Pallone and his committee have put forward the Leading Infrastructure for Tomorrow’s America Act which is a proposed infrastructure plan that would use $170 billion to invest not only in roads and highways, but also in broadband for areas that do not have that service, water infrastructure, electricity and hospital construction, and Superfund toxic sites cleanup, according to the congressman.

“We need unity on things that bring us together,” Pallone said. “Eighty percent of what we (congress members) do in committee is bipartisan.”

Regarding the opioid crisis in New Jersey, Pallone said, “It is completely out of hand. We need more funding for treatment and more needs to be done.”

In regard to the Affordable Care Act, Pallone said now that the idea of repealing the act appears to be over, there are Republicans who are interested in getting together with Democrats to move a bill that would improve the act rather than repeal the law.

He said Trump needs to be a “uniter” and expressed his dissatisfaction with the president’s current stand on Afghanistan, immigration policy and dealing with the aftermath of a rally that turned deadly in Virginia.

After the recent event in Charlottesville, Pallone and local religious leaders voiced their opposition to white nationalists who were present at the Virginia rally and to Trump’s response regarding what occurred there.

Pallone and the clergy representatives spoke on Aug. 16 outside St. Luke’s United Methodist Church, Long Branch. He said he chose Long Branch as the place to address the issue because in 1924 there was a Ku Klux Klan rally in the city that was the largest KKK rally in the north.

“In the aftermath of Charlottesville, I thought there was not enough emphasis on the religious aspect of this, in other words, whether you are Catholic, Jewish or Muslim … that we are all sort of targets and the fact this could happen anywhere because it happened in [Charlottesville],” Pallone said.
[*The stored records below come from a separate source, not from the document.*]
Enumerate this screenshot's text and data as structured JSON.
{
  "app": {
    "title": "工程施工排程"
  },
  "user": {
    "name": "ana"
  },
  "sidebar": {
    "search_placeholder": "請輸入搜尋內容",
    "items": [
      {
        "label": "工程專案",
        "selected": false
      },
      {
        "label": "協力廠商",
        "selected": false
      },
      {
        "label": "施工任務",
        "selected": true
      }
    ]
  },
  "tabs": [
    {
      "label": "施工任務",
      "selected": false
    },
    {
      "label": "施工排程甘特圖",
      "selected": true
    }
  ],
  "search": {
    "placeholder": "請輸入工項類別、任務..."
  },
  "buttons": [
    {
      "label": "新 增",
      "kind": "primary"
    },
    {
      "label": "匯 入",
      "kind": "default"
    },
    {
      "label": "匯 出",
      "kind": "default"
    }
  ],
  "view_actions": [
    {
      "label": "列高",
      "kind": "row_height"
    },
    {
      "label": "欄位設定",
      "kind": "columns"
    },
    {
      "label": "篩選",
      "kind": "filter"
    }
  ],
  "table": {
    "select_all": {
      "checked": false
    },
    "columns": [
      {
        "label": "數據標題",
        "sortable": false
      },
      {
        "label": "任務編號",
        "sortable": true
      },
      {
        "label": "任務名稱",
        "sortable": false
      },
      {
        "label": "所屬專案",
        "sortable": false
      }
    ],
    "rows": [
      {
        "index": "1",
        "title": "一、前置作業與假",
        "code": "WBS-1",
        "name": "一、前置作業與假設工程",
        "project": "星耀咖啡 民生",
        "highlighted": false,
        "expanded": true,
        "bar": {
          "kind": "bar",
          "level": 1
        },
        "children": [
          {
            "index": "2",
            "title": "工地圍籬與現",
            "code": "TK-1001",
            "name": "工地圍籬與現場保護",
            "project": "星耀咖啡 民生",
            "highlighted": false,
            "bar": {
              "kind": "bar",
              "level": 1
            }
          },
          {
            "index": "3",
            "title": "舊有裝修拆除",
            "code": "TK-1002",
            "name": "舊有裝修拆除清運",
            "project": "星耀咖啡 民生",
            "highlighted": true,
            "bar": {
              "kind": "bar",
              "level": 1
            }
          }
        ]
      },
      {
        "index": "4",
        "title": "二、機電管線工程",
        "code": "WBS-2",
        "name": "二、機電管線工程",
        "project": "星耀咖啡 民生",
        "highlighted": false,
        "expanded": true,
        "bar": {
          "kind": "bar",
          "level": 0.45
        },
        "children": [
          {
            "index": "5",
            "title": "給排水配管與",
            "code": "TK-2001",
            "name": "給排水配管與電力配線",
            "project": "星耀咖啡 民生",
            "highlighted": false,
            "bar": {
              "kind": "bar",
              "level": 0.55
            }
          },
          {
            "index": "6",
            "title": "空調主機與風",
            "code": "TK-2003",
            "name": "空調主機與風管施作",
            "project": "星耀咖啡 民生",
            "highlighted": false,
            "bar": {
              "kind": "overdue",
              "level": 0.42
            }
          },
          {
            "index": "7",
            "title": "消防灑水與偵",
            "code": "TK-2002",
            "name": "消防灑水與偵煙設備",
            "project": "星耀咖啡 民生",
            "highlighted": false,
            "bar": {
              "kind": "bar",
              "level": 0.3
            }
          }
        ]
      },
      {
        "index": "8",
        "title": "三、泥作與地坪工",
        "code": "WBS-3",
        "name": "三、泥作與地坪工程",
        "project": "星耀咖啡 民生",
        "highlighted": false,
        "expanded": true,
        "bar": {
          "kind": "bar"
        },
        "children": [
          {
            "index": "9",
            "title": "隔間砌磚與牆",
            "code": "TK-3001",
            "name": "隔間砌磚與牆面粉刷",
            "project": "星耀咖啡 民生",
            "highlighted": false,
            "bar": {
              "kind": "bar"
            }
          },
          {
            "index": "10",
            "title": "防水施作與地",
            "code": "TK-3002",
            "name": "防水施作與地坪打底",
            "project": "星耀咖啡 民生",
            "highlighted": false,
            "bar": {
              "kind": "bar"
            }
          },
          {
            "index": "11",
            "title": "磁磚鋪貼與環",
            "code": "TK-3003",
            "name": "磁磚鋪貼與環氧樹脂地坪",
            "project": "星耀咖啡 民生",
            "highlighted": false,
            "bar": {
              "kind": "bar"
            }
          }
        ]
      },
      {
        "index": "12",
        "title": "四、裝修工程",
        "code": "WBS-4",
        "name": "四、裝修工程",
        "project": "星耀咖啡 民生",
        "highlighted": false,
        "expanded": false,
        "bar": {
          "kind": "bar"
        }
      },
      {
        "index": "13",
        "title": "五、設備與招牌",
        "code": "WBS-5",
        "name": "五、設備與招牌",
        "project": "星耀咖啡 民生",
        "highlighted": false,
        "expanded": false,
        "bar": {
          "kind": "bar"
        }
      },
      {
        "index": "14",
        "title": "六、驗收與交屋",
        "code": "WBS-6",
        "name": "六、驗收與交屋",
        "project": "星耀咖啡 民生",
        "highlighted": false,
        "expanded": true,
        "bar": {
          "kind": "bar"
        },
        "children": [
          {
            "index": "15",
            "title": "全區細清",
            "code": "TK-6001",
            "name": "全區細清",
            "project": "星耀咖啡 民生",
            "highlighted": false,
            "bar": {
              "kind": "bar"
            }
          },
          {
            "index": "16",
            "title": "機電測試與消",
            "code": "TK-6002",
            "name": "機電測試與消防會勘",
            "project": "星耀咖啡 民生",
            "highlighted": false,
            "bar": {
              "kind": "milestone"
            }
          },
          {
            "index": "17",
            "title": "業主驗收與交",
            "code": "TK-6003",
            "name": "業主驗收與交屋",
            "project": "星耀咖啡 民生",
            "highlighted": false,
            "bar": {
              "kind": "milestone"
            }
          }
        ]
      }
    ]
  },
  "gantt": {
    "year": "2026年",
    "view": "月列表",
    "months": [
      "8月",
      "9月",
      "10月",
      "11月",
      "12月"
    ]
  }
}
“One of the things that white supremacists, KKK, Nazis, is that they act as if they are Christians, they use the cross [and] they use Christian symbols … my point was that religious leaders need to speak up because these guys, these supremacists, call the name of Christ and Christianity. I think that is a dark period in our history we don’t need to go back to, that we should not go back to,” he said.

Pallone represents New Jersey’s Sixth Congressional District, which includes most of Middlesex County and much of Monmouth County, including the county’s Bayshore region and 12 communities on the Atlantic Ocean.